Music as it is in Heaven

The Swedish film As It Is In Heaven (Så som i himmelen) is a movie that I’ve wanted to see for a while now and as luck would have it, I had some spare time and I did. It was in one word: evocative. It stirrs so many feelings inside of you that when the movie ends abruptly you are still wondering about it.
Not that it is a bad movie. On the contrary. It is brilliant. It contains some of my greatest loves: God, the church (not the institution, the people!) and some very good music (including violin playing).
I’m not gonna discuss the plot – see the movie for yourself. But what I want to talk about is what it brings up: how NOT to be church, and how it really SHOULD be. One striking scene shown the Sunday mass being canceled. Leaving the solemn atmosphere of the church building, the people gather joyously outside, come together and BE church there.
The people’s issues are resolved throughout the movie and not in one climactic dramatic scene like with so many other movies. It is touching, really touching (and I’m not sarcastic). They embrace the village idiot, whom they’ve never really pushed out, but they make him part of them completely – maybe for the first time. He is welcome to contribute whatever he has to give.
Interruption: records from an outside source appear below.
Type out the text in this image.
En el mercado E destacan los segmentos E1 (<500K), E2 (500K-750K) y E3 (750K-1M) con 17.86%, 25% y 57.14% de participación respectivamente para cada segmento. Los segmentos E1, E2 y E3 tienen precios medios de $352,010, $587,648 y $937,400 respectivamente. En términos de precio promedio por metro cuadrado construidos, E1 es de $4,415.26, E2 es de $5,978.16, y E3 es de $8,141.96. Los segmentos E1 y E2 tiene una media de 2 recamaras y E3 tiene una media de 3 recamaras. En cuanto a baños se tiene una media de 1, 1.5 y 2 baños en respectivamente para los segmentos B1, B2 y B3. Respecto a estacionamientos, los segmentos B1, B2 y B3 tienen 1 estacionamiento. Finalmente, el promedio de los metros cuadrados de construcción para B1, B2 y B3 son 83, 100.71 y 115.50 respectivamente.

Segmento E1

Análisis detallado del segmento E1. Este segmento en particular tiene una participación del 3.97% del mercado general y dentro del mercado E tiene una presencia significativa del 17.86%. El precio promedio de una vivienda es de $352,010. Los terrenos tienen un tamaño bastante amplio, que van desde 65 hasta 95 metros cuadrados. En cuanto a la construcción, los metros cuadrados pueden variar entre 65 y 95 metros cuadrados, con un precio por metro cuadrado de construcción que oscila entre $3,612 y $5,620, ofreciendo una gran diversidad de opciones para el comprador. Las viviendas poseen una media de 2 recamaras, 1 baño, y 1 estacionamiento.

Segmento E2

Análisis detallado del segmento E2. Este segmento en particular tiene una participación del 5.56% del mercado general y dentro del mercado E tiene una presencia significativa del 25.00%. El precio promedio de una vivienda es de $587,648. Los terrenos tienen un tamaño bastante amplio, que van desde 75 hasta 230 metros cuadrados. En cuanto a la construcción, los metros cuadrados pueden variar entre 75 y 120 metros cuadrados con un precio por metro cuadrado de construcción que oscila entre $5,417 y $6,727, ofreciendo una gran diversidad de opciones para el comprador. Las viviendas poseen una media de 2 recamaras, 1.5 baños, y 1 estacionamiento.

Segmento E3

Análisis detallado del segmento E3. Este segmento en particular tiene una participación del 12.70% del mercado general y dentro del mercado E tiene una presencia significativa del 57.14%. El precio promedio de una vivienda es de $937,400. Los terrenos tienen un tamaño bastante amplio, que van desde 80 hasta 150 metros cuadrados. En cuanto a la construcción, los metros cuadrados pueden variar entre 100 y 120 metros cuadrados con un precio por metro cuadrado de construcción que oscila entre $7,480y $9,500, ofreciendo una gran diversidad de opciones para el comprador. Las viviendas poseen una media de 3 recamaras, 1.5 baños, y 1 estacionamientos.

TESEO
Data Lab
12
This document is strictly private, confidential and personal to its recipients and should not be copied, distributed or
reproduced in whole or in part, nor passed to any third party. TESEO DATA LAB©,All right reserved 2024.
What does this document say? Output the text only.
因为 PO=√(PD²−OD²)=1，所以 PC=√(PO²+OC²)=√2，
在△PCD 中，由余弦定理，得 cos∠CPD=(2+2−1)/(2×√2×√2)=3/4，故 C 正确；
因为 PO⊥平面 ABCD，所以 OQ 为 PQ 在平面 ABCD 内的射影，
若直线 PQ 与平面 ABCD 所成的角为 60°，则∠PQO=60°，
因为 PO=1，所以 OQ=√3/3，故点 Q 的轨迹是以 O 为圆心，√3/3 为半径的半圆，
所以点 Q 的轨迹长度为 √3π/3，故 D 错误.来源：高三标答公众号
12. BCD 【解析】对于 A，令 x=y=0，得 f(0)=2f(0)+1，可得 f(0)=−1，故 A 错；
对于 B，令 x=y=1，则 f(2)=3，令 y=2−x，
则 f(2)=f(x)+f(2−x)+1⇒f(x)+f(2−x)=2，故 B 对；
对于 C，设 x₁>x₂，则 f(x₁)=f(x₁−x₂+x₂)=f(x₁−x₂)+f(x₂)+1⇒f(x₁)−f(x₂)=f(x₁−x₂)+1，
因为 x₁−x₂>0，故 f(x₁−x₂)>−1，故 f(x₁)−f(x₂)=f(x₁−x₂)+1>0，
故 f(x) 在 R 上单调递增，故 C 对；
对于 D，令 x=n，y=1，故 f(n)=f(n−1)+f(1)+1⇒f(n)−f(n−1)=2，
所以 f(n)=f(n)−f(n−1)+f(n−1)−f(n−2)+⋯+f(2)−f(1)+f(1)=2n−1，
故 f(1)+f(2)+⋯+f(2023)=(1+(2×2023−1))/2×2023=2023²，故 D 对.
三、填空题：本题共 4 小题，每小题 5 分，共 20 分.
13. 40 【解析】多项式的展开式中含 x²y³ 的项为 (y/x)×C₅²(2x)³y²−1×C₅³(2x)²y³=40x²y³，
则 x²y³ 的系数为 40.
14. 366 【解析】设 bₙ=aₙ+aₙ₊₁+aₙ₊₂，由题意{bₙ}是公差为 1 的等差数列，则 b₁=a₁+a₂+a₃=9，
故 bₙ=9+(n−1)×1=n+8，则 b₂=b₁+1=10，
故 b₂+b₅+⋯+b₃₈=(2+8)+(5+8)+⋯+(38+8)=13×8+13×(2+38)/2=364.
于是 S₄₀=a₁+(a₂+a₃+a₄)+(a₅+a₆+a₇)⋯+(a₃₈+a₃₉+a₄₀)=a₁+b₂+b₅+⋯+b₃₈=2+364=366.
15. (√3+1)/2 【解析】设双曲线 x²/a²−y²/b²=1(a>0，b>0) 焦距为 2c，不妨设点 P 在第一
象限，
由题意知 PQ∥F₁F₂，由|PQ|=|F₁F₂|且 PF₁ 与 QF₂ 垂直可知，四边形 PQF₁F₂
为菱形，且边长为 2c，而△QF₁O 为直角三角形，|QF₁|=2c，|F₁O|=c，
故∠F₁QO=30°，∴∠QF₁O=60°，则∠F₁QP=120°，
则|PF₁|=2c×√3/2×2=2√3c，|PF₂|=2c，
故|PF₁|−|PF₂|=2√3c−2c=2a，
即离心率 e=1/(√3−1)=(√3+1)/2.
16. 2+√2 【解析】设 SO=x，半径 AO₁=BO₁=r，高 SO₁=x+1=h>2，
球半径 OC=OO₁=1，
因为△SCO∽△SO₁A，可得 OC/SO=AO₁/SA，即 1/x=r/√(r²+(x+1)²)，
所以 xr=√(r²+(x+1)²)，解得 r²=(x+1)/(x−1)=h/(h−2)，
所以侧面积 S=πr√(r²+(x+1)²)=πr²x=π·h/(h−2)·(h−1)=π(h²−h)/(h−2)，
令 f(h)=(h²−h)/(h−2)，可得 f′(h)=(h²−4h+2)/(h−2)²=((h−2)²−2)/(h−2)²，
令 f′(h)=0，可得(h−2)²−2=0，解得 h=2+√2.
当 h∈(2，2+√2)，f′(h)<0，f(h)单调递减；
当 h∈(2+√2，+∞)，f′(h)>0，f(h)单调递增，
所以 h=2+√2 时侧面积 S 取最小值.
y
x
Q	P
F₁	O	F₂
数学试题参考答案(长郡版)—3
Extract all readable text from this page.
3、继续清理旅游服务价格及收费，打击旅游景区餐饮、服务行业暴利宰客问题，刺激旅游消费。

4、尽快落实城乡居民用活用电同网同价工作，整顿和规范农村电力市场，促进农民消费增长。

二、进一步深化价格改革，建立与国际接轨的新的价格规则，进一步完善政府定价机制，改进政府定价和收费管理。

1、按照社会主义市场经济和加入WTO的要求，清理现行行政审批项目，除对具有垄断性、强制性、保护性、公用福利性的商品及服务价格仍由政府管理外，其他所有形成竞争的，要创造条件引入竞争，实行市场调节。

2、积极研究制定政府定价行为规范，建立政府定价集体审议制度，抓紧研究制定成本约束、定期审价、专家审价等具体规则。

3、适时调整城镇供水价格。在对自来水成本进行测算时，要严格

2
The relationship between the reverend and his wife is the thing that saddened me the most. That stupid guy just can’t get past the whole “sex-is-bad” thing, while his wife saw the light wonderfully. She accuses him that sex isn’t bad and states quite rightly that God made it good. That woman deserves a medal. Even after she discovered her husband’s porn stash, she still gives herself to him. What does he do? The next morning he denies that their night of “getting to heaven” ever happened. Who’s the village idiot now?
He is also the one that feels like he’s “lost” his people, the same people that loved him that is now hanging onto Daniel (the conductor)’s lips. And the sad thing here is that he could just as easily have been part of them. He was the one that welcomed Daniel at first and if he just recognized the new possibilities for what they were instead of condemning them, he would have been part of what would have been a spectacular ministry. What a lesson for contemporary theologians! A case of “Bad Helmsmanship”, as professor Malan Nel would put it. I mean, this pastor wants to should his church cantor with a shotgun??!!!
But, sad as it may be, it is beautiful. The one song that we actually hear the choir singing is a masterpiece that keeps the whole movie together. As one critic put it: “It could have been the movie’s downfall, but instead it sends it soaring”.
The big question coming out of this film for me is: is what I am doing with my life making a difference to other people and by implication to me? And if it is a difference, what does this difference entails? Do I draw people to God or do I push them away? You can be a pastor/reverend/minister and still not be fulfilling your destiny as a servant of God.